An excerpt from “Lessons of the Inca Shamans Part II: Beyond the Veil,” (Forthcoming publication, Idyll Arbor Books)

Sunday, May 19th, 2013

 

Above everything, we are children of the land. And the basic understanding is that we’ve always been children of the land, and as children of the land we need to, to remember the old way of dialoguing with that that supports us and nurtures us. Everything around us has kausay, is infused with life force.  (Don Alarijo, 2011)

 

As I grow older, it becomes clearer to me that human beings have an inherent need to find meaning in their lives. Based upon my experience as a psychologist and a Jungian analyst, working with people are in the process of deep soul searching, this is what brings people a sense of well-being.  In the West, many of us attempt to find meaning through discovering new ideas, establishing and achieving individual goals, and by developing our personal and professional identities that formulate our own individual belief systems as a function of our personalities. Our personalities are created from our genetic makeup and temperament, as well as from our experience and subjective interpretation the life events. The combination of all of these variables together cast a template that arranges who we – as we are living in this lifetime. Our understandings and perceptions of our individual life events influence our approach to making meaning, bringing us to our own conclusions of what is important to us.

Beyond our personal development in our outer world, making meaning can also come through connecting with something that is bigger than we are in our inner as well as outer world. Most of us have a certain proclivity towards introversion or extroversion, which will effect what we consider meaningful.  Feeling a sense of meaning may emerge in creative expression and play, being in nature, and through spirit connection.

Of course, all our meaningful conclusions can change at just a moment’s notice because as living beings, we are energy, and energy movement is a fluid process running through the template of our personality. The flow of energy may alter the personality template as it comes in contact with it – and vice versa – and this can potentially change who we are. By being in close relationship with family, friends, animals, nature we connect and we change.  We change through contact and connection. Q’ero p’aqos experience the connection of kausay (life force) with Pachamama (Mother Earth), the energy of life that is everywhere. , as Westerners, we tend to only access small parts of this vast energy source that is available to all of us, because our culture has forgotten what it is like to live in connection. We are all part of the living energy, that Inca shamans call kausay.

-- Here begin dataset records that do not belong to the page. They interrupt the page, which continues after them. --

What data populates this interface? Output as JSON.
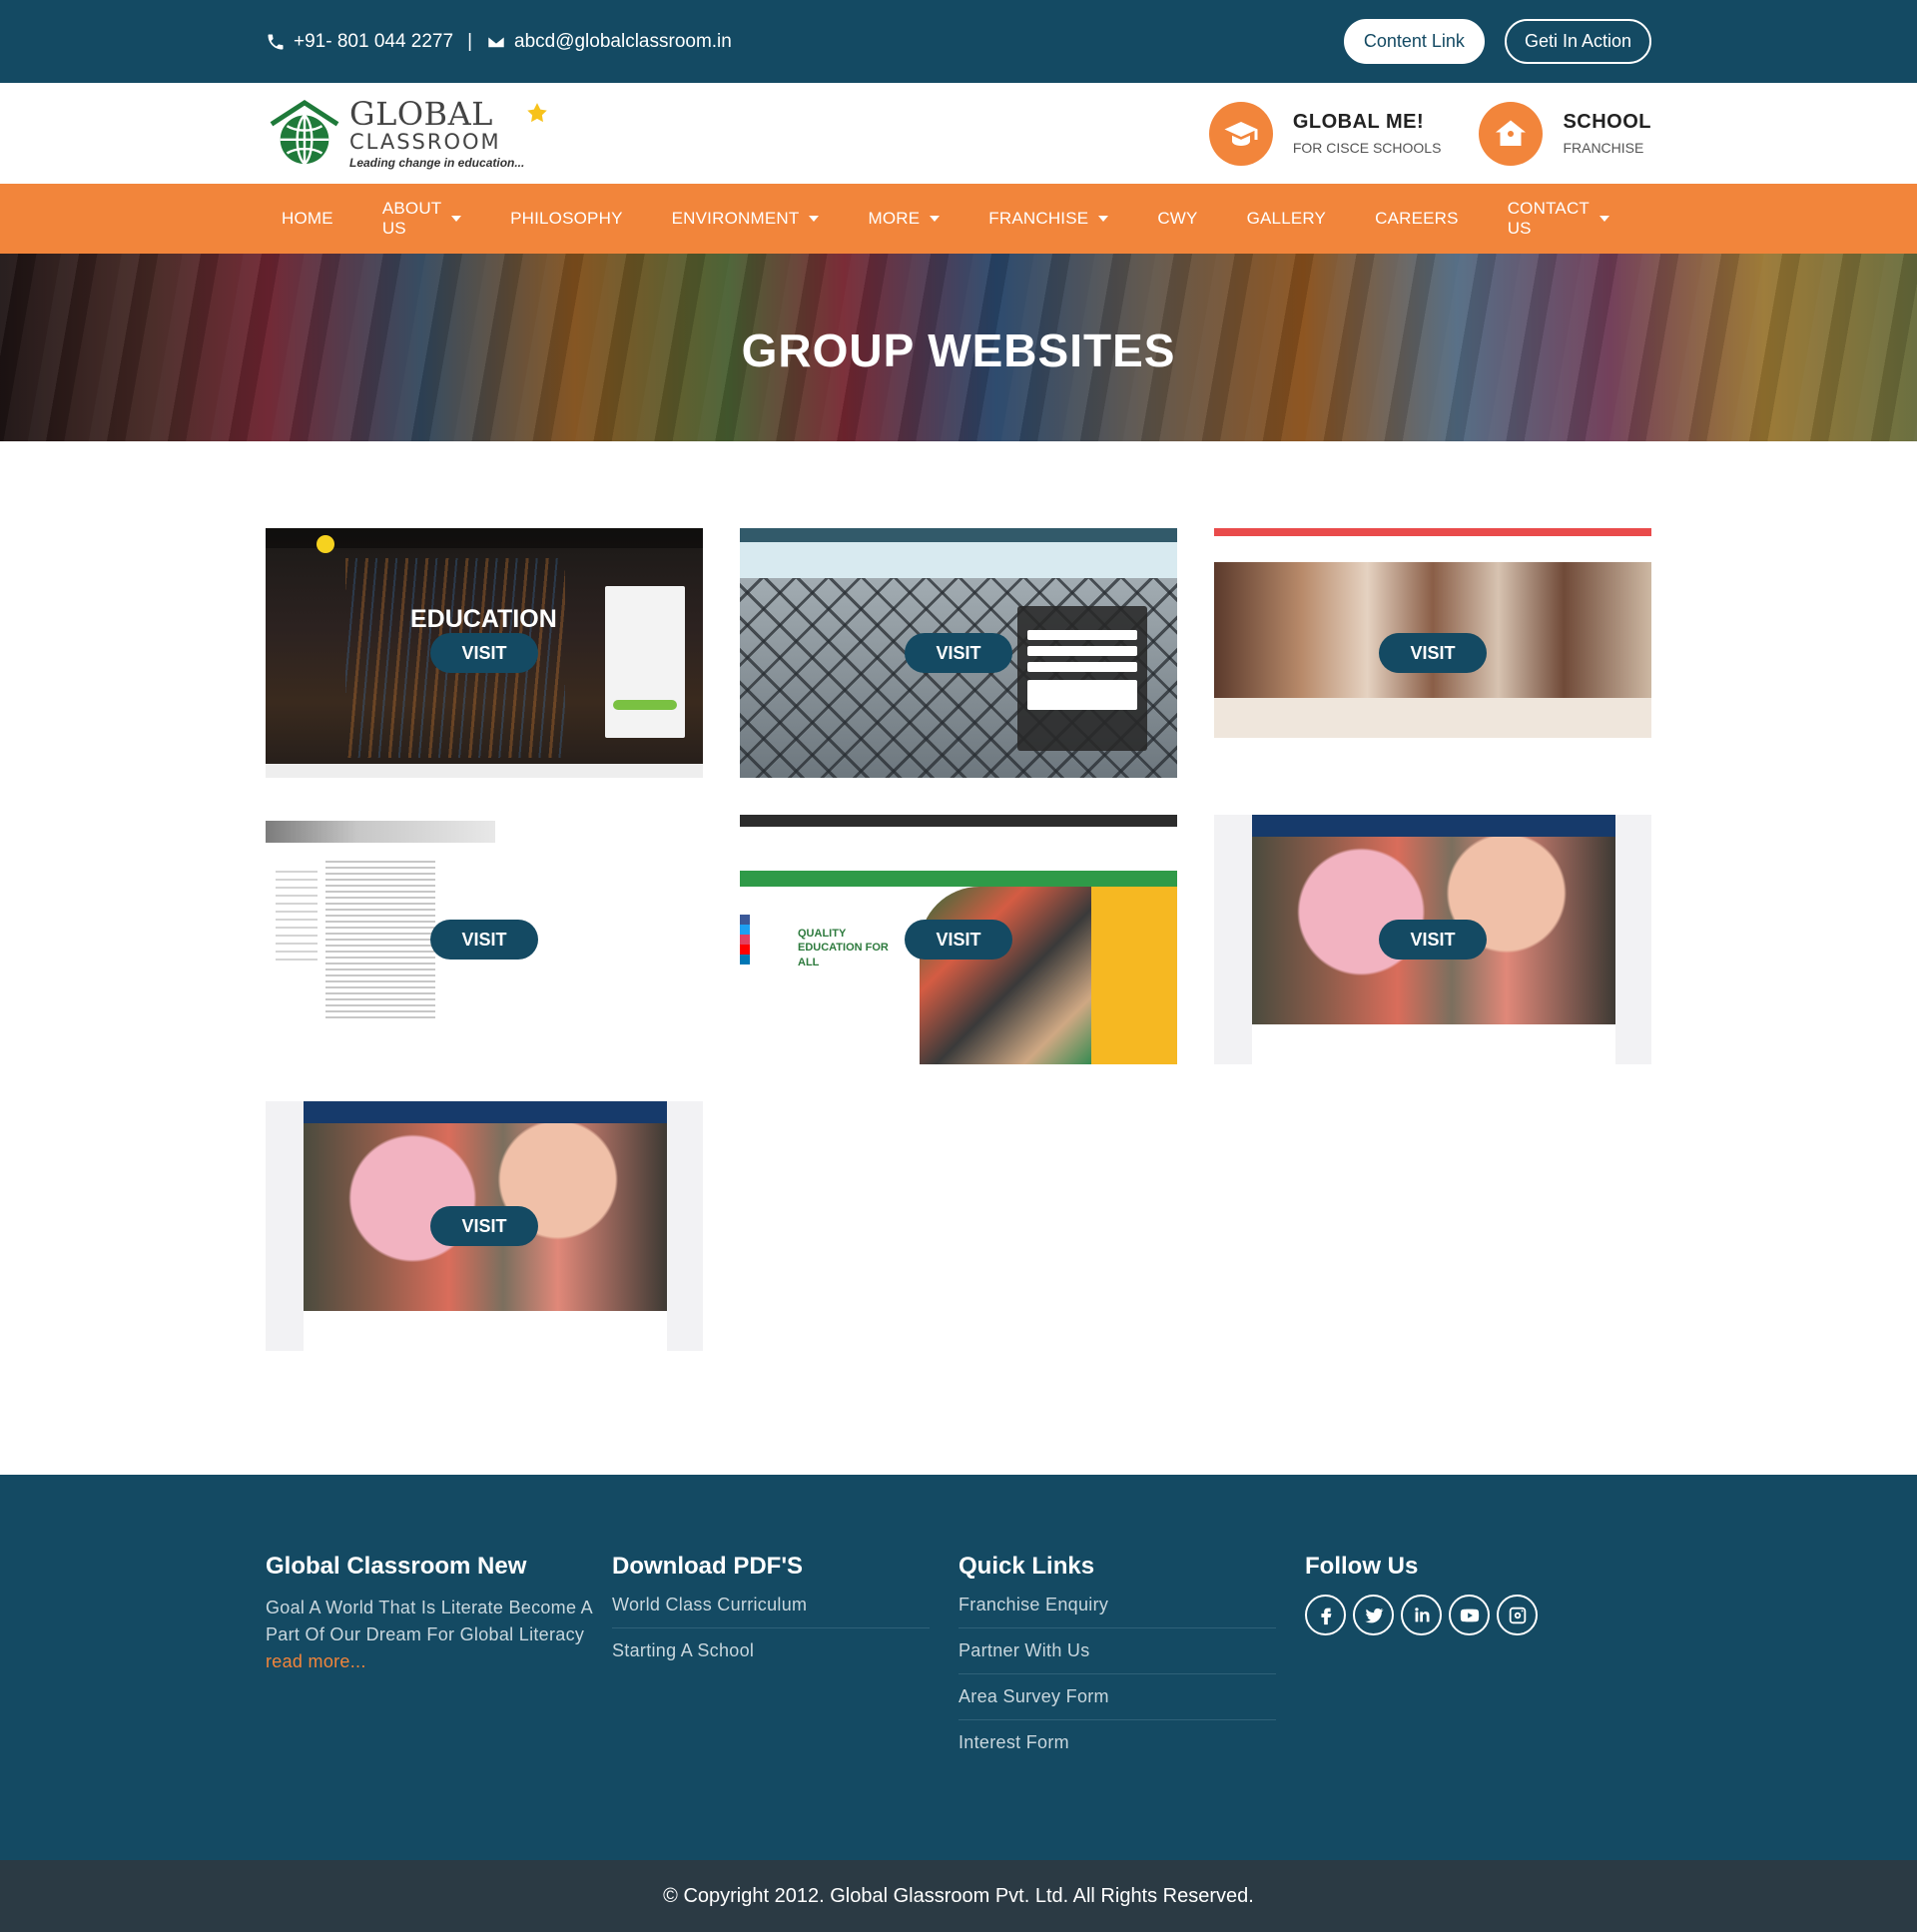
{
  "topbar": {
    "phone": "+91- 801 044 2277",
    "separator": "|",
    "email": "abcd@globalclassroom.in",
    "buttons": [
      "Content Link",
      "Geti In Action"
    ]
  },
  "logo": {
    "main": "GLOBAL",
    "sub": "CLASSROOM",
    "tagline": "Leading change in education..."
  },
  "header_cards": [
    {
      "title": "GLOBAL ME!",
      "subtitle": "FOR CISCE SCHOOLS",
      "icon": "graduation-cap-icon"
    },
    {
      "title": "SCHOOL",
      "subtitle": "FRANCHISE",
      "icon": "home-school-icon"
    }
  ],
  "nav": [
    {
      "label": "HOME",
      "dropdown": false
    },
    {
      "label": "ABOUT US",
      "dropdown": true
    },
    {
      "label": "PHILOSOPHY",
      "dropdown": false
    },
    {
      "label": "ENVIRONMENT",
      "dropdown": true
    },
    {
      "label": "MORE",
      "dropdown": true
    },
    {
      "label": "FRANCHISE",
      "dropdown": true
    },
    {
      "label": "CWY",
      "dropdown": false
    },
    {
      "label": "GALLERY",
      "dropdown": false
    },
    {
      "label": "CAREERS",
      "dropdown": false
    },
    {
      "label": "CONTACT US",
      "dropdown": true
    }
  ],
  "banner": {
    "title": "GROUP WEBSITES"
  },
  "cards": {
    "visit_label": "VISIT",
    "c1_title": "EDUCATION",
    "c5_title": "QUALITY EDUCATION FOR ALL"
  },
  "footer": {
    "col1": {
      "title": "Global Classroom New",
      "text": "Goal A World That Is Literate Become A Part Of Our Dream For Global Literacy",
      "more": "read more..."
    },
    "col2": {
      "title": "Download PDF'S",
      "links": [
        "World Class Curriculum",
        "Starting A School"
      ]
    },
    "col3": {
      "title": "Quick Links",
      "links": [
        "Franchise Enquiry",
        "Partner With Us",
        "Area Survey Form",
        "Interest Form"
      ]
    },
    "col4": {
      "title": "Follow Us",
      "icons": [
        "facebook-icon",
        "twitter-icon",
        "linkedin-icon",
        "youtube-icon",
        "instagram-icon"
      ]
    }
  },
  "copyright": "© Copyright 2012. Global Glassroom Pvt. Ltd. All Rights Reserved.",
  "colors": {
    "primary": "#144a63",
    "accent": "#f2853b",
    "footer_bottom": "#2b3a44"
  }
}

Rather than encouraging people to learn to “stand on their own two feet” as we do in the West, medicine people develop a very different understanding of their exterior world because they live close to nature. Instead of placing value on personal achievements, and individualism, p’aqos develop a strong bond with Pachamama through serving their community, or ayllu. Because most Inca shamans grow up in small villages high in the Andes, they depend on Pachamama for their survival. Through maintaining a physical and spiritual relationship with Pachamama through the daily activities raising corn and herding llamas, learn and grow. In the pa’qo’s world, everything in life begins, exists and ends with Pachamama.

Unlike those of us raised in the modern world of Western culture, shamans serve their experience rather than trying to make meaning from it. Trying to understand everything using our logical mind is not necessary. It can sometimes even hinder our growth because we miss things. Growing up in a village, or ayllu, they learn to rely on their hearts and bodies to make sense of the world rather than minds. Depending on their feeling senses provides them with a broader range of perception because there are things that exist in the natural and spiritual world that cannot be understood using reason.  As Westerners, we sometimes “throw the baby out with the bathwater” when we count on our logical minds to determine what is real. The medicine people believe that thinking about something brings separation while a heart-centered focus of kausay brings connection. Shamans believe that feeling connected through the heart leads to truth.